My daughter works on the staff of a church outside our movement where she feels very empowered, even though this church believes strongly in male eldership. The reason is that her church actually has a theological position on gender roles, and yet a strong sense of inclusion in all other areas. Our church has the same theological position, but I wonder if she’d feel as valued working for me.
Every church needs to come up with its own position on scriptural headship, and I’m not advocating for a specific view. Though we have many women in director roles on our staff, we haven’t spent enough time on this issue. I just know that many women are hurting from what they feel is a backward slide in the way their country values them. The church must step up.
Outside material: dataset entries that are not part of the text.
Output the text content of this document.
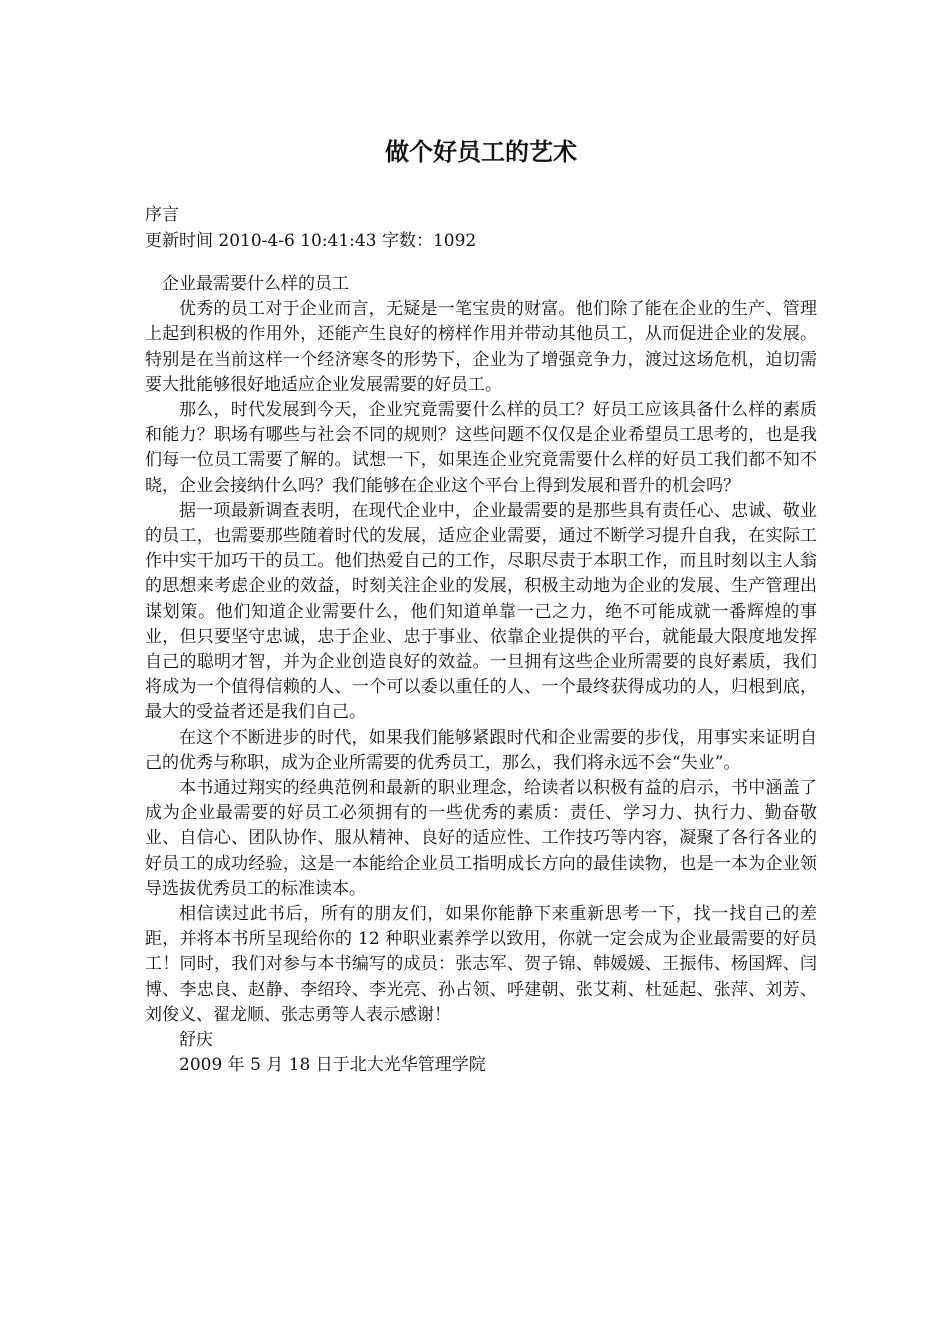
做个好员工的艺术
序言
更新时间 2010-4-6 10:41:43 字数：1092

企业最需要什么样的员工

优秀的员工对于企业而言，无疑是一笔宝贵的财富。他们除了能在企业的生产、管理上起到积极的作用外，还能产生良好的榜样作用并带动其他员工，从而促进企业的发展。特别是在当前这样一个经济寒冬的形势下，企业为了增强竞争力，渡过这场危机，迫切需要大批能够很好地适应企业发展需要的好员工。

那么，时代发展到今天，企业究竟需要什么样的员工？好员工应该具备什么样的素质和能力？职场有哪些与社会不同的规则？这些问题不仅仅是企业希望员工思考的，也是我们每一位员工需要了解的。试想一下，如果连企业究竟需要什么样的好员工我们都不知不晓，企业会接纳什么吗？我们能够在企业这个平台上得到发展和晋升的机会吗？

据一项最新调查表明，在现代企业中，企业最需要的是那些具有责任心、忠诚、敬业的员工，也需要那些随着时代的发展，适应企业需要，通过不断学习提升自我，在实际工作中实干加巧干的员工。他们热爱自己的工作，尽职尽责于本职工作，而且时刻以主人翁的思想来考虑企业的效益，时刻关注企业的发展，积极主动地为企业的发展、生产管理出谋划策。他们知道企业需要什么，他们知道单靠一己之力，绝不可能成就一番辉煌的事业，但只要坚守忠诚，忠于企业、忠于事业、依靠企业提供的平台，就能最大限度地发挥自己的聪明才智，并为企业创造良好的效益。一旦拥有这些企业所需要的良好素质，我们将成为一个值得信赖的人、一个可以委以重任的人、一个最终获得成功的人，归根到底，最大的受益者还是我们自己。

在这个不断进步的时代，如果我们能够紧跟时代和企业需要的步伐，用事实来证明自己的优秀与称职，成为企业所需要的优秀员工，那么，我们将永远不会“失业”。

本书通过翔实的经典范例和最新的职业理念，给读者以积极有益的启示，书中涵盖了成为企业最需要的好员工必须拥有的一些优秀的素质：责任、学习力、执行力、勤奋敬业、自信心、团队协作、服从精神、良好的适应性、工作技巧等内容，凝聚了各行各业的好员工的成功经验，这是一本能给企业员工指明成长方向的最佳读物，也是一本为企业领导选拔优秀员工的标准读本。

相信读过此书后，所有的朋友们，如果你能静下来重新思考一下，找一找自己的差距，并将本书所呈现给你的 12 种职业素养学以致用，你就一定会成为企业最需要的好员工！同时，我们对参与本书编写的成员：张志军、贺子锦、韩媛媛、王振伟、杨国辉、闫博、李忠良、赵静、李绍玲、李光亮、孙占领、呼建朝、张艾莉、杜延起、张萍、刘芳、刘俊义、翟龙顺、张志勇等人表示感谢！

舒庆

2009 年 5 月 18 日于北大光华管理学院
As the Bible says, “There is neither Jew nor Gentile, neither slave nor free, nor is there male and female, for you are all one in Christ Jesus” (Galatians 3:28).
When the Holy Spirit descended upon the first Christians at Pentecost, Peter drew from the words of the prophet Joel to describe what had happened, saying, “Your sons and daughters will prophesy, . . . Even on my servants, both men and women, I will pour out my Spirit in those days, and they will prophesy” (Acts 2:17, 18).
Will you let them?
Tim Harlow serves as senior pastor with Parkview Christian Church, Orland Park, Illinois.